ウンコう日誌(第804号)

朝の大阪ユニオン駅構内。
黒煙を上げるD51や、木炭動車の匂いが混じる中で、ひときわ静かに発車の時を待つ小さな緑の車両がいた。
――107号、通称「青蓄(あおちく)」。

屋根の上には、時代遅れのバッテリーボックス。
パンタグラフも煙突もない。
かわりに、駅構内の片隅でうなりを上げる充電器から、青いケーブルが腹に刺さっている。
音もなく電気を蓄え、ゆっくりと息を吹き返していく。

「今日も静かに走ってや、青蓄さん」
そう声をかけるのは、芦原橋(本社前)駅のホームに立つ古いベンチの上の婆さん。
昔は釜ヶ崎の飯場まで炊き出しを運んでいたという。

午前七時ちょうど、蓄電池動車は低い唸りを立てて動き出す。
大阪ユニオン駅を出て、堀江新地を抜け、芦原橋へ。
貨物列車が石炭を積んで走る脇を、電池の力だけでゆっくりと滑る。
無音の中に、車輪がレールを噛む「カララン、コトン」という音だけが響く。

釜ヶ崎駅に着くと、乗客はほとんどが作業服の男たち。
夜勤明けの目が赤い。
しかし、車内には不思議と穏やかな空気が漂う。
エンジン音も煤煙もない世界で、みんなが一瞬だけ眠れる列車

昼過ぎ、青蓄は再び芦原橋(本社前)へ戻り、側線でケーブルにつながれる。
静かに充電をはじめるその姿を見ながら、整備員の若者がつぶやく。

「電気、ようもつな。
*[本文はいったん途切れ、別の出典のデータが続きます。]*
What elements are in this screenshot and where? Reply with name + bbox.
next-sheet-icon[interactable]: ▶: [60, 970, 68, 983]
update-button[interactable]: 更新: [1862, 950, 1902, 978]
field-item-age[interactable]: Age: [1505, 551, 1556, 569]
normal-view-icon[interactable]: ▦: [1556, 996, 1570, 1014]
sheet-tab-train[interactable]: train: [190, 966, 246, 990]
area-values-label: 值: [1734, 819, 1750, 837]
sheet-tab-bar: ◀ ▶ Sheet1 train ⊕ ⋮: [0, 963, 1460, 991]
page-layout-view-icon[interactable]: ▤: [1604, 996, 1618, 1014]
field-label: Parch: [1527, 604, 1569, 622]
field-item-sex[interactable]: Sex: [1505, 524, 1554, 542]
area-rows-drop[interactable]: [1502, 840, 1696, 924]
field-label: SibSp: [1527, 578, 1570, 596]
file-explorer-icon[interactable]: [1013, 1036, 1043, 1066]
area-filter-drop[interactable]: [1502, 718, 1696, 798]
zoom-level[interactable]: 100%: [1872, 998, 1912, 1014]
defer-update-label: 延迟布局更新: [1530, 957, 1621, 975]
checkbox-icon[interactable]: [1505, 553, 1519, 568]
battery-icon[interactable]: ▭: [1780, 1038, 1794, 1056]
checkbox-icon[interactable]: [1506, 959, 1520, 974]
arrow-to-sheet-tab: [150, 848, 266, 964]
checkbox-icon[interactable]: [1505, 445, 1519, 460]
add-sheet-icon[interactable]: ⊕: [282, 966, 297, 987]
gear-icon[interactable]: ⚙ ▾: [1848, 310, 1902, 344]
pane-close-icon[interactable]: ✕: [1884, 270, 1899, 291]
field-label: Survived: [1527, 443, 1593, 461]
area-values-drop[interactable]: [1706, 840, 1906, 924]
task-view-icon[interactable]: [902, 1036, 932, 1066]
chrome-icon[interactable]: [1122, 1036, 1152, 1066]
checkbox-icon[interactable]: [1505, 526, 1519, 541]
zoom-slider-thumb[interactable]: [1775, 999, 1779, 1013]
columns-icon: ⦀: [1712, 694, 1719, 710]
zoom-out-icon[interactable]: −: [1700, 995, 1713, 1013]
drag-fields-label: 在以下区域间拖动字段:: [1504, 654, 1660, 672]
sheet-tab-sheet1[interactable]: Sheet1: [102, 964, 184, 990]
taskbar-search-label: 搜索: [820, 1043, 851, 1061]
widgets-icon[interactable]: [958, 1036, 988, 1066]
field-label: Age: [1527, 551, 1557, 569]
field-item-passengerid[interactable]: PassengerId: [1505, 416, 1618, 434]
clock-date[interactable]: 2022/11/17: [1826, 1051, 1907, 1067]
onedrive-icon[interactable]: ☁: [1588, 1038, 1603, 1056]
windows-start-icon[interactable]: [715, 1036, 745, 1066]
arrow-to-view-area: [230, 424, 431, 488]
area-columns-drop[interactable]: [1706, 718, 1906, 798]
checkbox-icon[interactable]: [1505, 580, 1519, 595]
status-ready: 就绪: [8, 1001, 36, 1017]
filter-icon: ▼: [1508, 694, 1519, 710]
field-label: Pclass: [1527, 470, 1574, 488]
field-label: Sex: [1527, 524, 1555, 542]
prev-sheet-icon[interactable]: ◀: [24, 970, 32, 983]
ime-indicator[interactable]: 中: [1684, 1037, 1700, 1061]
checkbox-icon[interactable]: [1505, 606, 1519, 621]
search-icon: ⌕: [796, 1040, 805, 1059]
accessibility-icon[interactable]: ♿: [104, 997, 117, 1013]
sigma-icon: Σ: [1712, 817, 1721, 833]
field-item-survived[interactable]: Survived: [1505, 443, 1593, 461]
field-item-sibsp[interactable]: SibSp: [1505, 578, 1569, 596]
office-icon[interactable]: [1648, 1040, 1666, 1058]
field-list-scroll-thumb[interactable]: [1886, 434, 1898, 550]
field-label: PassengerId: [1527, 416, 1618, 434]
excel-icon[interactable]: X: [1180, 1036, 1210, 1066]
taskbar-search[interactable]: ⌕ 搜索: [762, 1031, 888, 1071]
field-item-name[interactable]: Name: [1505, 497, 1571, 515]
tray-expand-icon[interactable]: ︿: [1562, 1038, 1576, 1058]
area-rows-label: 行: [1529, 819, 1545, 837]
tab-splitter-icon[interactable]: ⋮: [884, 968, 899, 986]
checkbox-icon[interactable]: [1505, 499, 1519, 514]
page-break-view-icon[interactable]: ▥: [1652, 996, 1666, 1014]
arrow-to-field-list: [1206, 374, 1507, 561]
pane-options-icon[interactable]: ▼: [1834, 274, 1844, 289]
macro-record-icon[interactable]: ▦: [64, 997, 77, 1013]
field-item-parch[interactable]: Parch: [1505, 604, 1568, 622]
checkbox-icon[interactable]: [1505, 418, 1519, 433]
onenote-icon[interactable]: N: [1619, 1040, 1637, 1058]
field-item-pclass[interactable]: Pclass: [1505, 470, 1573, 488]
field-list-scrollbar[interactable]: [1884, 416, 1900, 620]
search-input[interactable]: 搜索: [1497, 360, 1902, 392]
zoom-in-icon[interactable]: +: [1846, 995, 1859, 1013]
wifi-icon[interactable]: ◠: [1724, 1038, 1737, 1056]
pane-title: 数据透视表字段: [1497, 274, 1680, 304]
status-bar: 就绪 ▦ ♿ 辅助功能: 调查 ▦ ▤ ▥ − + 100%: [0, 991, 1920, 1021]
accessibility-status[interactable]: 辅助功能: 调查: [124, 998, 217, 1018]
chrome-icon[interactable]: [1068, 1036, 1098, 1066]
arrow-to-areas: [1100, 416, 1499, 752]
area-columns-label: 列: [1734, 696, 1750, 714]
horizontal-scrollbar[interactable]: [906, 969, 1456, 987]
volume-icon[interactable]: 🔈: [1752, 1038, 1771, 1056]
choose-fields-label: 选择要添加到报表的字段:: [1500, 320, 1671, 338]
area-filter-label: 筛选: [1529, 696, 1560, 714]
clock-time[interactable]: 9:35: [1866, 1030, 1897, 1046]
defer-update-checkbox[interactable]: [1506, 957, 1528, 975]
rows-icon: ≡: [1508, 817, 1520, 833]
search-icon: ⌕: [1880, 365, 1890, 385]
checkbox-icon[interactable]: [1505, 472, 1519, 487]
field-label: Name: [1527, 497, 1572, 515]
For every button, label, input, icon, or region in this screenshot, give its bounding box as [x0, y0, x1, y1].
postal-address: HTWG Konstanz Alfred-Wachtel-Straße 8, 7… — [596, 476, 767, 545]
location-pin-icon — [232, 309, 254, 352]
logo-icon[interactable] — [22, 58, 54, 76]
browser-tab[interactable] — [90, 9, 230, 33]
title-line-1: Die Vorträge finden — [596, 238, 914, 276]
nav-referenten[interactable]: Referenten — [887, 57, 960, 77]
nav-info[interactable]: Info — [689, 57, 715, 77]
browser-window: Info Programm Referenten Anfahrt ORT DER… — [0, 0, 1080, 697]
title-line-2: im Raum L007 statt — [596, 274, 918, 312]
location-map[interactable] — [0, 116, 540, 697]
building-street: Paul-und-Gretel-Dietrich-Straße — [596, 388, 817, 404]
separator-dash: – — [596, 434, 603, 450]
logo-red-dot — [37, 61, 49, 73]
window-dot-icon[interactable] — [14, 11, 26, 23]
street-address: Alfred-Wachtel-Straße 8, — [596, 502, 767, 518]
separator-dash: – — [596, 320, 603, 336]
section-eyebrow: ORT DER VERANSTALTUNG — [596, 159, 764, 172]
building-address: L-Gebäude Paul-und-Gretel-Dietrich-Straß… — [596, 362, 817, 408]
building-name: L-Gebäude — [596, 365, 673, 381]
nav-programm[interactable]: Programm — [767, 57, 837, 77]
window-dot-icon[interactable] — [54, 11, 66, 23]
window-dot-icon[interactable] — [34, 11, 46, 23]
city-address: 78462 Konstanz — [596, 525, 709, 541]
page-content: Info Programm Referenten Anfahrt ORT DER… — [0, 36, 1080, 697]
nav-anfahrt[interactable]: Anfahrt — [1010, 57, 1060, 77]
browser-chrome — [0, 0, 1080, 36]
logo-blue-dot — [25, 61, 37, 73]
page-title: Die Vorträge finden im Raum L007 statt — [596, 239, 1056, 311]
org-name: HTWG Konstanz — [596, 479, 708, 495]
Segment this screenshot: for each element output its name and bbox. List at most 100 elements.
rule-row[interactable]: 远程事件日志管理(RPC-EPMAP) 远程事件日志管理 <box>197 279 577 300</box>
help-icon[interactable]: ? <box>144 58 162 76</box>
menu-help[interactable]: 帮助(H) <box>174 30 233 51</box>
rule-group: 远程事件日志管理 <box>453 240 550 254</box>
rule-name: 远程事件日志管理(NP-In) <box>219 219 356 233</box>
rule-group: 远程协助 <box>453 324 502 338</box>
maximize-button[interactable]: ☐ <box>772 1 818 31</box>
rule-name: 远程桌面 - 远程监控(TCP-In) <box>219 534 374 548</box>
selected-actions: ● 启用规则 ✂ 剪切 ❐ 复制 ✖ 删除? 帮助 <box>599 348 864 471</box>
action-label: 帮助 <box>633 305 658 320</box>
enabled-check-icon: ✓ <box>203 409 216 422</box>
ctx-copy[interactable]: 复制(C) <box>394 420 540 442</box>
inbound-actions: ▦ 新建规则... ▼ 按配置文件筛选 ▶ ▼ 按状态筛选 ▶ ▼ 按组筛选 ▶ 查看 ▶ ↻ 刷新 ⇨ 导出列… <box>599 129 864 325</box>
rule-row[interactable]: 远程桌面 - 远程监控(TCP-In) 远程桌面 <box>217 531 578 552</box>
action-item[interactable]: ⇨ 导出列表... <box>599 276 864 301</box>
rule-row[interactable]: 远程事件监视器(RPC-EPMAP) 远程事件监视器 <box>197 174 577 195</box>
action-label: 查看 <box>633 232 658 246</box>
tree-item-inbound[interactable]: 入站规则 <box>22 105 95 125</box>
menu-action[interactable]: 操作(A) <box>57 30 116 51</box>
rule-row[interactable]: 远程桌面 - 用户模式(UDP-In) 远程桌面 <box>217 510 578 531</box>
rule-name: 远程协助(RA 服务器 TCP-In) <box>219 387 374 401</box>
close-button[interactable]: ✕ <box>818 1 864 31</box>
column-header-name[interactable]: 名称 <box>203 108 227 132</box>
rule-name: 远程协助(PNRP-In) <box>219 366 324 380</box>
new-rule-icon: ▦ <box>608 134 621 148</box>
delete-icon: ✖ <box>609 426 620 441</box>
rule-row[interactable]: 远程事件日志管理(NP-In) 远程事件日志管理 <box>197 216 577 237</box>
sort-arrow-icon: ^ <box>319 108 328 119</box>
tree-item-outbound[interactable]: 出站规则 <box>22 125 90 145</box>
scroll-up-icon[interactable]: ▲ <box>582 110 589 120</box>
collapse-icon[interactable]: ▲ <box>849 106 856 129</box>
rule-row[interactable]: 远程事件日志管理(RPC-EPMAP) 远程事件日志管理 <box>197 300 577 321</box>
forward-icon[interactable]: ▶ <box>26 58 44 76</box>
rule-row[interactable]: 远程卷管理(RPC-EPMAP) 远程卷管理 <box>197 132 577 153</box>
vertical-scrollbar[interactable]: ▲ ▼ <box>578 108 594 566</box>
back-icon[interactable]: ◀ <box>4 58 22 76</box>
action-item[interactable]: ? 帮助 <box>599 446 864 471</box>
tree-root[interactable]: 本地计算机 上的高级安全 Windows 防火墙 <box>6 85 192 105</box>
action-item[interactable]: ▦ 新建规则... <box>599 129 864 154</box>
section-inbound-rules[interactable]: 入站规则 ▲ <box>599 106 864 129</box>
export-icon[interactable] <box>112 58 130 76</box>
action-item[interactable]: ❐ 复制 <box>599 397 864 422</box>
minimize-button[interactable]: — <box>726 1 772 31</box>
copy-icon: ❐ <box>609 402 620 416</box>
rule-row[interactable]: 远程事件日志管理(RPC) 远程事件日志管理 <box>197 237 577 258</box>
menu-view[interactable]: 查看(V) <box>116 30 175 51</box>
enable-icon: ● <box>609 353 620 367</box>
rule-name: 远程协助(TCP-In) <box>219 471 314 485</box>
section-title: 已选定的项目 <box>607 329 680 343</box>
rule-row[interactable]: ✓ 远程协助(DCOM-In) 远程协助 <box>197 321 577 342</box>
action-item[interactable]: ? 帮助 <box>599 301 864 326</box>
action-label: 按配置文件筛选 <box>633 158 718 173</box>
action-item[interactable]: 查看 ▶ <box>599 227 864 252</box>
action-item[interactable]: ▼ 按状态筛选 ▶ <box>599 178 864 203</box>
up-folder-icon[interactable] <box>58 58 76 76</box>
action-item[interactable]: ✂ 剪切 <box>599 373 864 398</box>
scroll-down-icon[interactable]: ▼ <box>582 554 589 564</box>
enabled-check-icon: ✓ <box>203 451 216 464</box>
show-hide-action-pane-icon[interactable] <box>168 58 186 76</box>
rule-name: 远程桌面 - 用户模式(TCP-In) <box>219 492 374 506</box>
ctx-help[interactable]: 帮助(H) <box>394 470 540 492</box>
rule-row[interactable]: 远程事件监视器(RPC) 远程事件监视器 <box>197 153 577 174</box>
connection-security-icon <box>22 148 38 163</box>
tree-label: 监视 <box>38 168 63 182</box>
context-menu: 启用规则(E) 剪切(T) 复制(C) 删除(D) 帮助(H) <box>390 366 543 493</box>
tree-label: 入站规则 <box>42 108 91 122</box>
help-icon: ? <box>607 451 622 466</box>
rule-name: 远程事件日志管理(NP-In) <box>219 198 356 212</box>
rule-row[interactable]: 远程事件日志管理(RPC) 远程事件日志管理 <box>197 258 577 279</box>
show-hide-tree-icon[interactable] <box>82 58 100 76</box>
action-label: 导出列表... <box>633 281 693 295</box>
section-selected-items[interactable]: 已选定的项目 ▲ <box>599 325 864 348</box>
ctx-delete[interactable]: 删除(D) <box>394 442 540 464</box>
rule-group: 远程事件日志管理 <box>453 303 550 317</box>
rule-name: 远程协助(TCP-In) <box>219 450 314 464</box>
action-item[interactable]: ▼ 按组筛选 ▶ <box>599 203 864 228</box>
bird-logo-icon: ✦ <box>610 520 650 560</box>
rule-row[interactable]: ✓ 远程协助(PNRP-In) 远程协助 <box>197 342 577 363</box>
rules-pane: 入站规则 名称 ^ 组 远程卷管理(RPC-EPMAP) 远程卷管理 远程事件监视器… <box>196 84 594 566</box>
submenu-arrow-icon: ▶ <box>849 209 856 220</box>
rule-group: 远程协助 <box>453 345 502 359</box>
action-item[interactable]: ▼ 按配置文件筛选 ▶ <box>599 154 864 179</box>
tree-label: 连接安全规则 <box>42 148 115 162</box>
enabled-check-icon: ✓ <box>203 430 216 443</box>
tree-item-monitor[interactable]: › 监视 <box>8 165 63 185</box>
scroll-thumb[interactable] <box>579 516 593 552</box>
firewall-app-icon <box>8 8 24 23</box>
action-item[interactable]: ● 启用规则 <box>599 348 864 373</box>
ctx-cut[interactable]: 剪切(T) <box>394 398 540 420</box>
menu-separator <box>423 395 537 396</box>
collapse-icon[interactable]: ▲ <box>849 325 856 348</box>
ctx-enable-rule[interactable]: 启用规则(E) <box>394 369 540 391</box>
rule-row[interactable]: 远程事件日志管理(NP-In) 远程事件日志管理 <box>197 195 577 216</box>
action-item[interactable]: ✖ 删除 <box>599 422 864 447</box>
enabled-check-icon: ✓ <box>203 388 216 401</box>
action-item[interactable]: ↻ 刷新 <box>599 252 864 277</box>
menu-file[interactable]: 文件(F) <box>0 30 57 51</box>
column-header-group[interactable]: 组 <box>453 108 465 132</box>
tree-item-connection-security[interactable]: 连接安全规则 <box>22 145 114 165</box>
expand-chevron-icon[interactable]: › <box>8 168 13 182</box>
もう50年選手やのに」
「うちらの街も、電気で走れたらええのにな」
「はは、夢やな。害吉の街に電気通すより、まず水道や」

夕暮れ。
今日も静かにバッテリーが満ちていく。
外では、木炭動車が「ボッ、ボッ」と音を立てて発車していく。
青蓄はただ黙って、その音を聴いている。

夜、工場の明かりが消え、街が闇に沈む頃。
ホームの隅で一人、整備員が青蓄のボディを撫でて呟いた。

「おまえだけが、ほんまに静かに走っとる。
――時代に取り残された鉄道やのにな」

青蓄は、ライトを一瞬だけ点けて答えた。
それが、害吉鉄道に残された唯一の「優しい光」だった。